Using a very dilute electrolyte, e.g. 0.01 g/l NaOH, with aluminum electrodes, the maximum anode glow producing cell potential can be well over 500 volts. As the electrode is conditioned the current is reduced. This is desirable for excess energy experiments not only because the voltage is maximized, but the expected signal/power is maximized. It is also desirable to reduce the cell resistance to the lowest possible value that permits sustaining cell operation. This then maximizes the percentage of potential drop across the anode interphase, and thus provides the highest signal to noise ratio, i.e. coefficient of power (COP). Obtaining maximum cell conductivity and cell life may mean operating with an electrolyte different from the one used for initial conditioning. It may be desirable to buffer the pH with a salt, for example, and to raise conductivity.

It may be much easier to condition using a fixed current power supply, because that for the most part automatically handles steps 2 through 3, except for monitoring for arc spots (or orange glow). I n that case the current is set and incremented instead of the voltage.

A conditioning current density of about 0.1 mA/cm^2 of a weak electrolyte like sodium metasilicate works well in various situations, but it depends on many factors what current density is best, like electrolyte makeup and concentration and electrode material used. The conditioning method provided above compensates for a wide variance of these variables.

The objective of conditioning is creating a coating over the anode which prevents conduction by anions except at a high voltage drop across the anode interphase, i.e. except at a gradient sufficient to ionize H2O and OH. Such a potential drop is typically over 100 volts.

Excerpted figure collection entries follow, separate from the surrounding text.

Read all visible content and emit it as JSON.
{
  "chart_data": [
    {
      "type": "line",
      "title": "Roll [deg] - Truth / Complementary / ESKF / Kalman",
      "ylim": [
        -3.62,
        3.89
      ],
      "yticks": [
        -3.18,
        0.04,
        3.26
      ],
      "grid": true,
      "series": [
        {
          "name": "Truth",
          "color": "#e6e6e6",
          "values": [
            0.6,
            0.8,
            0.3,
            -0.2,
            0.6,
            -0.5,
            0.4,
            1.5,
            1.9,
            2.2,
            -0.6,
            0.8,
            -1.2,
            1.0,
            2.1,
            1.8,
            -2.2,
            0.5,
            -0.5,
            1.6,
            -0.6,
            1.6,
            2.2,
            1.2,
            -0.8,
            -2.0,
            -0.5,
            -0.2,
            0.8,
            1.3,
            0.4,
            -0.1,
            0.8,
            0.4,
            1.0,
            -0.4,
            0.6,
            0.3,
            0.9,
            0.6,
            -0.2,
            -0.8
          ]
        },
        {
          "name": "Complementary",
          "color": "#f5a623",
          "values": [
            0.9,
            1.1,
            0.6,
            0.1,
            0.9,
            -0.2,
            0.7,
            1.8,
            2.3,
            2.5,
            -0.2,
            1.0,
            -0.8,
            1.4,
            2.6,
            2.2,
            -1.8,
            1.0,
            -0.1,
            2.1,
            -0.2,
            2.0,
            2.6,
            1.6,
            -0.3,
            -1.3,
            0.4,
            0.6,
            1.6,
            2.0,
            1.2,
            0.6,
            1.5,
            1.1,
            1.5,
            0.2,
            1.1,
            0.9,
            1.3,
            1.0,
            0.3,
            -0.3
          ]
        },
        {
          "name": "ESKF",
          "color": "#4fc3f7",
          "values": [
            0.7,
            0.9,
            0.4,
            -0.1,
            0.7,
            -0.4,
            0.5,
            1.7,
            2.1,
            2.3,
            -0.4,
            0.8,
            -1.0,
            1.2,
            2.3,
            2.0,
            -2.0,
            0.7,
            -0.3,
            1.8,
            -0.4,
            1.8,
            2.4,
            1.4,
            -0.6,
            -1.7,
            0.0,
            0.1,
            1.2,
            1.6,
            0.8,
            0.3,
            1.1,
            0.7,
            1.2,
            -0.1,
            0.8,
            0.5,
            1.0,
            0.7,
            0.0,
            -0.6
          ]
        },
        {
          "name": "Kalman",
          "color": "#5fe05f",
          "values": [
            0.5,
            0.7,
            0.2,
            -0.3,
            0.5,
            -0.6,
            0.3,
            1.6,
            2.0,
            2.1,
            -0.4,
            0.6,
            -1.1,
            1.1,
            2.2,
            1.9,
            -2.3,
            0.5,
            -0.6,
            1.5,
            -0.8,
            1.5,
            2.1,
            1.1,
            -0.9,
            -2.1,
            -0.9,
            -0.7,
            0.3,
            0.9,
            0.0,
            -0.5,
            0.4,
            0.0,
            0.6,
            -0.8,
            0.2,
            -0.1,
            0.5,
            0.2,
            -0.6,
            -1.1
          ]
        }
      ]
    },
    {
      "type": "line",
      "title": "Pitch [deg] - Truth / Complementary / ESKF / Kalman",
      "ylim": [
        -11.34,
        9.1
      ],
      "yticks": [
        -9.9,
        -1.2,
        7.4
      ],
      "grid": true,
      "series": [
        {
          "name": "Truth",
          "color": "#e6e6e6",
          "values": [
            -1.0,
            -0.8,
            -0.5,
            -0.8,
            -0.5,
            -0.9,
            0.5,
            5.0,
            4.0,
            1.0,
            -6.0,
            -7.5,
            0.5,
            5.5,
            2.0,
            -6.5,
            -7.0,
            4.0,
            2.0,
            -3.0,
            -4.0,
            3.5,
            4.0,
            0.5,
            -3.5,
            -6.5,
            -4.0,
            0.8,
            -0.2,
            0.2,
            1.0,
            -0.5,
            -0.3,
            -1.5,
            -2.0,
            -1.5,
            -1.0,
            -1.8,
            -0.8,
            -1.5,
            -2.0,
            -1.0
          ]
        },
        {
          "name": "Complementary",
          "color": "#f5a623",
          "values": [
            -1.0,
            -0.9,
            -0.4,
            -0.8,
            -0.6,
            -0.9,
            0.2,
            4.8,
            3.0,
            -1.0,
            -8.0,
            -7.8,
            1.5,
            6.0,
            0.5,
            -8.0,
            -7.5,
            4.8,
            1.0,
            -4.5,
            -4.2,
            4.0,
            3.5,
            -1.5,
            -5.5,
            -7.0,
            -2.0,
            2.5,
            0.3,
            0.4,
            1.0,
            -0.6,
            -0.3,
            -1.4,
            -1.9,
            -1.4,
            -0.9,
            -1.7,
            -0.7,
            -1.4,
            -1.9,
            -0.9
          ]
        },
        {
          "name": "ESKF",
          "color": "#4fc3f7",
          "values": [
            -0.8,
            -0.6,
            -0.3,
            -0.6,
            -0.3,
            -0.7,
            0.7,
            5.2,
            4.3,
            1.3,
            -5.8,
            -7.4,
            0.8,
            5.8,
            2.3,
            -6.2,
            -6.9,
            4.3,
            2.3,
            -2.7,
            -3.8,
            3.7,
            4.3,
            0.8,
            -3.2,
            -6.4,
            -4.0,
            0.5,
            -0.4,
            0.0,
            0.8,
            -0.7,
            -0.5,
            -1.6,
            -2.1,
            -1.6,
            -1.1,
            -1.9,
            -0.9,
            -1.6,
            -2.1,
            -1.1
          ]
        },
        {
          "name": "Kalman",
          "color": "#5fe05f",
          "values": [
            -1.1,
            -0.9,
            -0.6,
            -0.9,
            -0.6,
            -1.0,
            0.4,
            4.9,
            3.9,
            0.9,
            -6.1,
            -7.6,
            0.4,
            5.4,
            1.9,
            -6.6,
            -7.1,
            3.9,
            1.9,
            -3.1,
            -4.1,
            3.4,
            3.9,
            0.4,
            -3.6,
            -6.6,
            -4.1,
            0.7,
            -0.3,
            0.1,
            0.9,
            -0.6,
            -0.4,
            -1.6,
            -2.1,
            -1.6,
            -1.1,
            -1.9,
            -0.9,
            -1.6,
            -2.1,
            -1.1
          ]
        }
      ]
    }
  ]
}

The key free energy lies beyond merely creating the oxide film of a passivated anode, as described by Bockris. [J. O’M Bockris and A.K.N. Reddy, Modern Electrochemistry, Plenum Press, p.1319 ff.] The process of conditioning the anode must proceed to the point where an insulating barrier is created that permits an electrostatic field intensity sufficient to ionize an OH or H2O molecule. In other words, the surface barrier of the oxide film must be thick enough that electron tunneling to the anode only occurs at a voltage gradient exceeding about 10^11 V/m.

The slow conditioning recommended above is not necessary with all electrolytes and plate combinations, but is useful because it tends to achieve a uniform conditioning. If thin or bare spots exist in the anode coating, then shorts can occur through the anode coating which include arcs in DC mode, and arcs or sparks (electrosparks) in AC mode. Such shorts, which are to be avoided, can be created by impurities in the electrodes, or by increasing the voltage to the point the coating is ruptured by sparks or arcs, and the anode then destroyed by corrosion from the resulting arcs. These shorts diminish the current passed through the green glow areas which are effective in creating the free energy, by means discussed in :

<http://www.mtaonline.net/~hheffner/BlueAEH.pdf>
<http://www.mtaonline.net/~hheffner/GlowExper.pdf>
<http://mtaonline.net/~hheffner/HeisenbergTraps.pdf>

Improperly conditioned electrodes have arc or spark spots and often take on a red or orange hue before eventually disintegrating due to corrosion. An example of this is explored in:

<http://www.mtaonline.net/~hheffner/OrangeGlow.pdf>

I t is useful that gas evolution in a closed high pressure cell be controlled. One means of doing this is to make the (each) anode concave down, insulated on the top, and oriented so as to trap bubbles coming from the cathode. The anode interphase in glowing mode is effective at recombining the evolved gasses provided the evolution rate is not too high.

Not much to it. Free energy by simply producing the right anode glow at high pressure.